An Introduction of Union-Find Disjoint Sets

City Connections

Let us consider a scenario of building cities with roads. A map of city can be regarded as a bunch of junctions of roads, the question is how we can figure out if I can get from a junction to another junction in a efficient time. To solve this problem, we can adopt Union-find Disjoint Sets (or disjoint sets).

Reading in Roads Info

Since we are curious about how the roads in the map are connected. Let we mock up some data, let say:

1 -- 3
1 -- 2
2 -- 4
3 -- 4
5 -- 6
6 -- 7

The notations -- indicate a interconnection of each pair of junctions. We can build a graph according to the specification, like this:

In this graph, if we want to check if node 4 is connected with node 7, we can use search algorithms such as Depth-first Search (DFS) or Breadth-first Search (BFS). If we want to make sure we cannot go to node 7 from node 4, we must traverse all around the left 1-2-4-3-1 graph. The time complexity of checking is O(N).

If we just want to know if they are interconnected, the more time-saving way is to build disjoint sets, then we can lower down the time complexity with the help of trees.

How it works

To model this problem, we can regard each traffice junctions as a node, as shown in the figure. At first, we can initiate each node having their parent node as itself since disjoint sets work with tree data structures (tree have a root node). In the current scenario, every node is a root node and there are 7 trees in this figure, which can easily illustrated by the Python code:

parents = [0, 1, 2, 3, 4, 5, 6, 7] # index 0 omitted

Now we read in the data of how the junctions connected. Such as 1 -- 3, we need to change the parent of one node to another (whatever it is node 1 or node 3). The diagram illustrate the result of disjoint sets after alternation.
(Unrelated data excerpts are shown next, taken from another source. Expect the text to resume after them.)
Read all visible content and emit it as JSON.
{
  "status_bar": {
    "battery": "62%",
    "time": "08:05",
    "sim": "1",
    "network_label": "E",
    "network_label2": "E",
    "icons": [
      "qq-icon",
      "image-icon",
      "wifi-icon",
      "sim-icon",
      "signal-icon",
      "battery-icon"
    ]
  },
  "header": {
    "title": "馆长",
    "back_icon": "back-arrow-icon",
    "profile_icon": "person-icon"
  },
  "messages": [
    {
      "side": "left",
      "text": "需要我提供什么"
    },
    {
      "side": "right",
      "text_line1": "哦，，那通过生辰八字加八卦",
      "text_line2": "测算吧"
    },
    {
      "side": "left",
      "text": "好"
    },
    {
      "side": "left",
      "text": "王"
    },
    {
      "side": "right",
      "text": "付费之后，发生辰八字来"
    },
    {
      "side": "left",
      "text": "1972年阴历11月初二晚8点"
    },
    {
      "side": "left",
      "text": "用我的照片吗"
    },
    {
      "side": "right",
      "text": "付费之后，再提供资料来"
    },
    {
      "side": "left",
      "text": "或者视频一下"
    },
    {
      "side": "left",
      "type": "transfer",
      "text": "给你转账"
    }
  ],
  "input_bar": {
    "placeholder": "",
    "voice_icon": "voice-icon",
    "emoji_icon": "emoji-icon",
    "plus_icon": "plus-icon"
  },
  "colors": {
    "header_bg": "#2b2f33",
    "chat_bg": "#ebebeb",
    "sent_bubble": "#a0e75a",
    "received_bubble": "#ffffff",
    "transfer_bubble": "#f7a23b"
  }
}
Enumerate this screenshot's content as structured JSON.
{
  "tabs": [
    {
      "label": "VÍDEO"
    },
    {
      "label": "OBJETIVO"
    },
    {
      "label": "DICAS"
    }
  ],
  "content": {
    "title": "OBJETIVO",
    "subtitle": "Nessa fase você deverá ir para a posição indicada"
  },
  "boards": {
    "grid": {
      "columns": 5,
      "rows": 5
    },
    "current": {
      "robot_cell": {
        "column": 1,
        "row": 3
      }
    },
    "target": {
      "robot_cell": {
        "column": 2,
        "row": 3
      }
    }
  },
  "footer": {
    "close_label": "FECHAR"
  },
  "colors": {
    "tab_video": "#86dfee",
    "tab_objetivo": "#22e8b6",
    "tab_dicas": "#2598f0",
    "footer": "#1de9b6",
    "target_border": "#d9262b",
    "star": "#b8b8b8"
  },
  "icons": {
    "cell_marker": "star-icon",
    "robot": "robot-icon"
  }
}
parents = [0, 3, 2, 3, 4, 5, 6, 7]

Okay, seems easy. Let us do the next link, 1 -- 2. Follow with the rules of tree, a node in a tree can only have one parent. If we change the parent of node 1 to node 2, node 3 could no longer be parent of node 1, which causes loss of information. The solution is pretty straight-forward, since each root node have parent node as themselves. Since each group of interconnected nodes can be identified by different root nodes, if node 2 want to join the group which having root node is node 3, then just simply change the parent of node 3 (group root node) to node 2.

Here are the rules:
  1. If we are going to link two nodes which are in different groups (single node is also considered as a group), link the root nodes of  each groups together.
  2. If we are going to link two nodes which are in the same group (having the same group root node), do nothing.

The Python code for finding a group's root node is:

def parent_of(node):
  if parents[node] is not node:
    return parent_of(parents[node])
  else:
    return node

By applying the rule, we can finally get following trees after linked 6 -- 7:

In the final result, 6 -- 7, we have two groups, root node 4 and root node 7. Back to the question, to check if node 4 and node 7 are interconnected, we need to check if parent_of(4) is equal to parent_of(7).

However, currently, the worse case of disjoint sets is that trees are builded as a linked list (degenerate into a chain), as the example given. The time complexity is still similar to that of utilizing search algorithms. To tackle the issue, we must update the current disjoint set into a 1-depth tree, as illustrated in the following figure.

The following updated parent_of(node) function can implement this action

def parent_of(node):
  if parents[node] is not node:
    parents[node] = parent_of(parents[node]) # update parent of node to root
    return parents[node]
  else:
    return node

When we get disjoint sets after compression of path, the time complexity of checking if two nodes are interconnected will be optimized.